Open petersilva opened 5 years ago

petersilva commented 5 years ago

The header giving file size was one of those stripped from Sarracenia to make the example, as it was unnecessary to make the protocol work. ETCTS wanted a header to indicate the size of products being advertised. The sarracenia has a header that gives this information, called parts (for partition strategy) which is fully documented. Changing the logic of that header is relatively difficult, so it should not be changed lightly. Putting a place holder here to track a discussion.

petersilva commented 5 years ago

People should read about the existing header here:

https://github.com/MetPX/sarracenia/blob/master/doc/sr_postv3.7.rst#the-fixed-fields

The parts field supports replication of partitioned files where the original file is either availble at source in one file, or only a part of it is available (on an intermediate server.) This is used to transfer very large files while preventing the capybara in the anaconda effect, creating large lumps on the intervening data pumps. the block size is programmable using the same field.

petersilva commented 5 years ago

v02 format: parts="<method>,<bsz>,<blktot>,<brem>,<bno>"

method=1|p|i


* 1 - a complete file announced as one piece. In this case, the bsz gives the size of the entire file.
  blktot=1,brem=0,bno=1  

* i - inplace strategy, the announcement describes a portion of a file.  so on the host advertising a 
  file, The entire file will be available for download, but the announcement only deals with a subset
  of the file.  For example, say the file is 5000 bytes  long and the blocksize is 1024, then five 
  portions of the file would be advertised:

       i,1024,5,904,0 
       i,1024,5,904,1
       i,1024,5,904,2
       i,1024,5,904,3
       i,1024,5,904,4

* p - partitioned strategy, in this case, the file to retrieve, intead of being one large file there will
  be five partitions on the server, named &lt;filename&gt;,Part,1024,5,904,0  ... 

In either case, the size of the file is blksiz (blktot-1) + brem = 10244 + 904 = 5000.

V03 Proposal

In use, the vast majority of files are sent as single part files (strategy: 1), so it would be reasonable to abstract out the parts header as:

size=5000 and nothing else.

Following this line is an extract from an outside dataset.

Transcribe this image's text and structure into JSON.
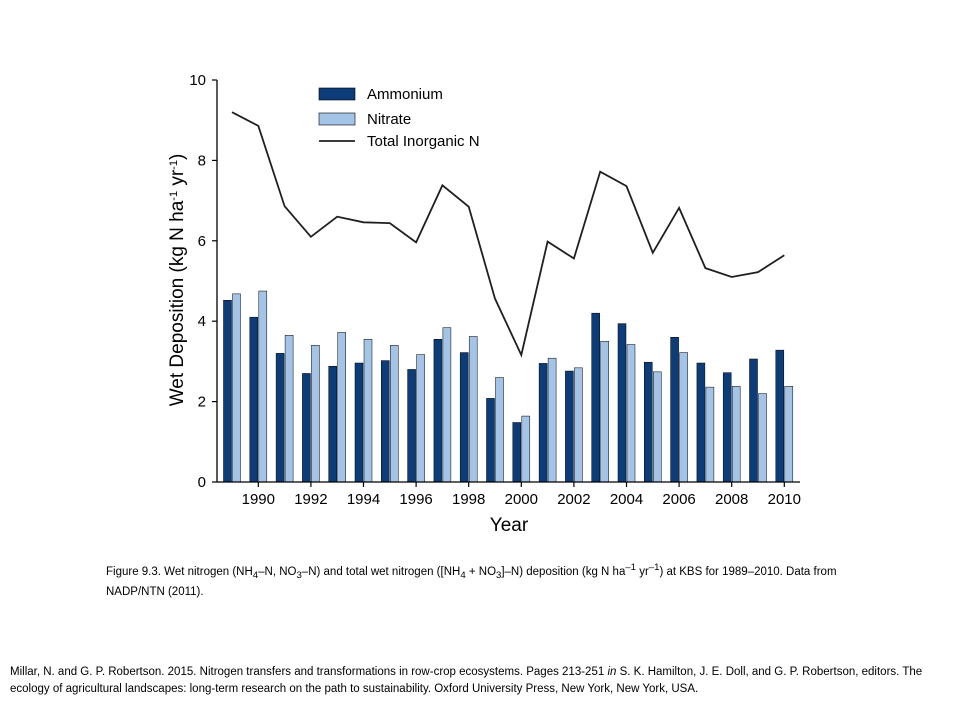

Only in the case of a partitioned file, would we need to add another header, perhaps something like:

"size": 904,

"blocks" :  
  { 
       "method": "inplace" | "partitioned", 
       "size": 1024, 
       "count": 5,  
       "remainder": 904, 
       "number" : 4 
 }

so for partitioned files, there would be an extra header. The question is, can we keep the file name suffixes the same as v02, as having JSON in filenames would be ungainly. Probably better to use the Part,1024,5,904,0 file suffix as-is. What do people think ?

benlapETS commented 5 years ago

I see 2 thing that doesnt make it:

petersilva commented 5 years ago

for '1' there is no 'block' header... only 'size', so there is no brem. in v02... there was a choice. It could have been brem... we just picked blocksize ('1' means that there is one block in the file, and the size of that block could be given by either field...) yes, using brem would have been more consistent with the other strategies, but then we would have had a 0 sized block... which seemed odd. it was a choice for v02. for v03, you don't need to make any such choice because for '1', there is only 'size' which is a distinct improvement.

petersilva commented 5 years ago

second comment: yeah double typo. fixed now, added 3, and removed 5.

petersilva commented 5 years ago

This proposal is now implemented in Sarracenia v2.19.03b1.